Coutumier des ambiances oppressantes et des pratiques sordides, Ulrich Seidl met en scène avec Sparta l’inadéquation fondamentale d’un homme avec le monde.
Un désir inadéquat
Profondément troublant, Sparta instille un malaise diffus, émanant tantôt du personnage d’Ewald, tantôt de l’environnement global où vivent ces enfants souvent livrés à eux-mêmes. Le personnage d’Ewald semble lui-même être celui d’un enfant qu’on aurait abandonné, la voix fluette et haut perchée de Georges Friedrich accentuant ce trouble sur le statut qu’il revêt : à la fois coupable en puissance et victime d’un penchant qu’il essaie, tant bien que mal, de combattre, Sparta offre en creux le tableau d’une destinée ambiguë : Ewald a, pour ainsi dire, quitté le monde des adultes pour en un sens faire droit à sa réelle orientation sexuelle qu’il s’applique pourtant à contenir. Coutumier des ambiances oppressantes et des pratiques sordides, Ulrich Seidl met en scène avec Sparta l’inadéquation fondamentale d’un homme avec le monde, où toute relation peut se trouver entachée de perversité et de vice. Déjà dans Rimini, les relations humaines étaient montrées comme purement régies par une logique transactionnelle, Richie Bravo jouant le gigolo pour ses fans septuagénaires ; mais tout cela demeurait encore relativement légal. Dans Sparta, les relations ne sont plus régies par un échange d’argent, mais elles fonctionnent selon une logique du désir inavoué. Dans Rimini les êtres n’avaient que de l’argent à s’échanger, dans Sparta, Ewald en est réduit à organiser ses interactions en fonction d’un désir condamnable et refoulé. Dans la première partie du film, Ewald voit sa compagne essayer des robes de mariée, et son mutisme face à ce que représente cet accoutrement en dit long sur l’inadéquation de son désir avec celui de la jeune fille. Inadéquat, Ewald ne l’est pas uniquement du point de vue du désir, c’est même sa façon d’être la plus fondamentale.
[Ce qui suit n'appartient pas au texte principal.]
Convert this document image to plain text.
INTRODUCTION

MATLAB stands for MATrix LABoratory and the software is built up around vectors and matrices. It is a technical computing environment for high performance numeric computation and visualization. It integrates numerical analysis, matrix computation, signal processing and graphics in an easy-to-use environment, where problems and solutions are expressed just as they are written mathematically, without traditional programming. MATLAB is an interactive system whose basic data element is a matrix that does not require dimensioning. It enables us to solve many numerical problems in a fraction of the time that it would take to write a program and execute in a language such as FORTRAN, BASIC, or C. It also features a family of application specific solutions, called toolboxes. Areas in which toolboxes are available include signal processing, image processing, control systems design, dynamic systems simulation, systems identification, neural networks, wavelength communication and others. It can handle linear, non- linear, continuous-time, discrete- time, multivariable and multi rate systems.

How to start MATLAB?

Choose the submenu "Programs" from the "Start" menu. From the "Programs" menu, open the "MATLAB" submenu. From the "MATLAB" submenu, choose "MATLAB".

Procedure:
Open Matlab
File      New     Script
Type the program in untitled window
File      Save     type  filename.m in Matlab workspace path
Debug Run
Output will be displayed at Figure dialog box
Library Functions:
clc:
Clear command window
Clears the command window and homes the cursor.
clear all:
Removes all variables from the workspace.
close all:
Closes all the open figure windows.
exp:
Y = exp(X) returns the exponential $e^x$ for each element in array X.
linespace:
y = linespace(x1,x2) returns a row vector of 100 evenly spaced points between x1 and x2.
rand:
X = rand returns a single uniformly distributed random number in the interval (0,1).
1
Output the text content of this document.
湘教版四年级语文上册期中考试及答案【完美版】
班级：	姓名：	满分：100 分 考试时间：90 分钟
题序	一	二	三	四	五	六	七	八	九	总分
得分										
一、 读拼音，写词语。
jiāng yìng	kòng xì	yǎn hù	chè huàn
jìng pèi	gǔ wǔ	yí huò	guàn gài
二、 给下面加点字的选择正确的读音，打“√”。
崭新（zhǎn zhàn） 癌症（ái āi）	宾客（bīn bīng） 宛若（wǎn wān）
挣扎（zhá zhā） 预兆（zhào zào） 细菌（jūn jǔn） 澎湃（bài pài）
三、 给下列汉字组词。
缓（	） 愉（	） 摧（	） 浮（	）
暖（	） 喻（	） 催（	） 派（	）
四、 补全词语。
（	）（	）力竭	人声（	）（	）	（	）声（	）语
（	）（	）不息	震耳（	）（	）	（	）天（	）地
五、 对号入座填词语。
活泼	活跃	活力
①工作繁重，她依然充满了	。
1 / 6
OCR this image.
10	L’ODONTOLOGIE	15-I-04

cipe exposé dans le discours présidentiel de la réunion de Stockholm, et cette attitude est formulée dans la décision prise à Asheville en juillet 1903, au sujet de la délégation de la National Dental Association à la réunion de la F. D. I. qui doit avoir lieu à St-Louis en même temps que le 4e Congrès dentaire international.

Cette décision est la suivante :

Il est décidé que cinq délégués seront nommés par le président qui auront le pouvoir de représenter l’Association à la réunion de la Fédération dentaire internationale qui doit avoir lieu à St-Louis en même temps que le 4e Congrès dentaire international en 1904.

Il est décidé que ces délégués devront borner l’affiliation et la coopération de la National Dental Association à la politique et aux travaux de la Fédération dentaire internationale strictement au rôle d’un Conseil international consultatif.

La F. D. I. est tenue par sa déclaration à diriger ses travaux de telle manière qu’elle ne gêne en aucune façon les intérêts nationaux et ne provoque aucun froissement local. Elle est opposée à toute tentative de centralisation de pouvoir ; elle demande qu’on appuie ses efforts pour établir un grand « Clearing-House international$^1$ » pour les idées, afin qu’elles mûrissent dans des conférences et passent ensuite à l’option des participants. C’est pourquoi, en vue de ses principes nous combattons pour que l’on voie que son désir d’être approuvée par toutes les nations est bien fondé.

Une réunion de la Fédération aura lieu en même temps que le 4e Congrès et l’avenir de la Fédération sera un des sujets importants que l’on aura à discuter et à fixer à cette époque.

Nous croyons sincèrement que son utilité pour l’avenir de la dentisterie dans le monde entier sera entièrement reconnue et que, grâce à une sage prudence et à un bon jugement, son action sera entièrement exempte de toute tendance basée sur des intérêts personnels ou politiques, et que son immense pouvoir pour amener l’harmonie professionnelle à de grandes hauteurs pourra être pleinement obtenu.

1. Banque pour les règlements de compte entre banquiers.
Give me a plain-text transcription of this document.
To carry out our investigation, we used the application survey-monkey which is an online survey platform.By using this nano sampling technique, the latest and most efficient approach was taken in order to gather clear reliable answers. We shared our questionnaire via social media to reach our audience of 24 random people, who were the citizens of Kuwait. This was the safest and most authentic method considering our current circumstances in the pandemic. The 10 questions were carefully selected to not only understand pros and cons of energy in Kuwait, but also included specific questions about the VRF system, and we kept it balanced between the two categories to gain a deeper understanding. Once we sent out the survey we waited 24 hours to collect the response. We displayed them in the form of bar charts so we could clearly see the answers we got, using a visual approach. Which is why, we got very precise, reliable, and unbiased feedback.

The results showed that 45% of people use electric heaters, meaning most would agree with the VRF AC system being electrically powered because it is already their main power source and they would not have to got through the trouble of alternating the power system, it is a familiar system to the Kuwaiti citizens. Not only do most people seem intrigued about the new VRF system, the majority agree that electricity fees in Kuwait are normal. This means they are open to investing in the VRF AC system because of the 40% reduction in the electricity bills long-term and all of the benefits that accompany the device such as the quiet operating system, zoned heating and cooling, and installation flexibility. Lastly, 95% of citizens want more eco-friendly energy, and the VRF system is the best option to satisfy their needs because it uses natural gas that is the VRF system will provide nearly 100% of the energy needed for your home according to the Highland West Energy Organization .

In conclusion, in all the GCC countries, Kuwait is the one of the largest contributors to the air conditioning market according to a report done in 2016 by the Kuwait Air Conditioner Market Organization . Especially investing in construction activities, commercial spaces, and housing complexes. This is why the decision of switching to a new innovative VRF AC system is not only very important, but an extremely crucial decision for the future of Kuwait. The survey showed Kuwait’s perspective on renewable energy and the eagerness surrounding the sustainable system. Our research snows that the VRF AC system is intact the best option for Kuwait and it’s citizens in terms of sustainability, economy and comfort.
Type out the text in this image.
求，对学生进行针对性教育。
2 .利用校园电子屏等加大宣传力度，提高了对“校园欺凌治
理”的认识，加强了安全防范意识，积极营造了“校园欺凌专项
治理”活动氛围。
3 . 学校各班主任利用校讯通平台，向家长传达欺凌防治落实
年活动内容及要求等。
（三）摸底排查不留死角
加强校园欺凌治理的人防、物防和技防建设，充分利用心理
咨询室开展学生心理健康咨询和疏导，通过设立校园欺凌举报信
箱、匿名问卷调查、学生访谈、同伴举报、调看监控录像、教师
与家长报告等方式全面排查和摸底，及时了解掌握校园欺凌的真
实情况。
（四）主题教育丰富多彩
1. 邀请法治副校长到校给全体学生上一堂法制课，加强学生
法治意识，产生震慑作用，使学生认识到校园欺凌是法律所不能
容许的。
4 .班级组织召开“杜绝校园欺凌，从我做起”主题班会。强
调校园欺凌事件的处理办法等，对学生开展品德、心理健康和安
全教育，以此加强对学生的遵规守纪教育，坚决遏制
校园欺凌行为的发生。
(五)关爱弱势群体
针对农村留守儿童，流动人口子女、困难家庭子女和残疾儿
Cette inadaptabilité au monde transparaît également dans le langage, puisqu’il ne maîtrise pas le roumain et ne s’exprime qu’en allemand. Le film est peu loquace, à l’instar du personnage d’Ewald, quasiment mutique. De manière révélatrice, les slogans et mots de passe qu’il invente dans une langue non-identifiée, se rapprochant d’un latin de cuisine, contribuent à l’isoler dans un monde qu’il façonne de ses mains. Ewald n’est pas uniquement déviant, il est aussi un étranger perpétuel dans un pays qu’il ne connaît pas.
Le père et l’exil
Rejeté par les villageois lorsqu’ils comprennent ce qui se trame dans le centre sportif, il sent le vent tourner et doit s’enfuir comme un voleur pour échapper à la vindicte publique. Ultime métaphore de sa situation : Ewald est un homme perpétuellement en train de fuir. La clef du malaise qu’il porte en lui se trouve à n’en pas douter dans le rapport qu’il entretient avec son père, vieillard atteint de démence. Ces visites au père constituent le lien entre Rimini et Sparta et fournissent une explication des attitudes respectives des deux frères. On comprend ainsi que le père fut un partisan du nazisme, ce dont témoignait une scène de Rimini où le père entonnait un chant du IIIe Reich, que Richie Bravo tentait de couvrir en reprenant une de ses mélodies de crooner. Mais là où le personnage de Richie Bravo pouvait a minima répondre à ce chant nazi par une autre chanson désuète, Ewald n’a rien n’a opposer qu’un mutisme qui le condamne à subir cet héritage nauséabond. De cette manière, Ulrich Seidl traite des dérèglements psychologiques qui résultent encore de l’histoire de l’Autriche et de la difficulté pour certains à se confronter au passé de leurs proches. Richie et Ewald ont tout fait pour fuir ce pays, l’un trouvant refuge dans une station balnéaire italienne, et l’autre dans l’arrière-pays roumain. L’un comme l’autre se trouvent ainsi ramenés à ce passé qui ne passe pas, symboliquement incarné par ce père sénile. Il ne reste que cette chanson simplette, fredonnée par les pensionnaires de la maison de retraite : « So ein Tag, so wunderschön wie heute, / So ein Tag, der dürfte nie vergehn. » (Un tel jour, si beau jour comme cette journée / Un tel jour ne devrait jamais s’effacer). De Rimini à Sparta, ce qui ne s’efface pas, c’est bien la lourdeur du passé et le poids incommensurable d’une sordide culpabilité à laquelle personne ne peut échapper.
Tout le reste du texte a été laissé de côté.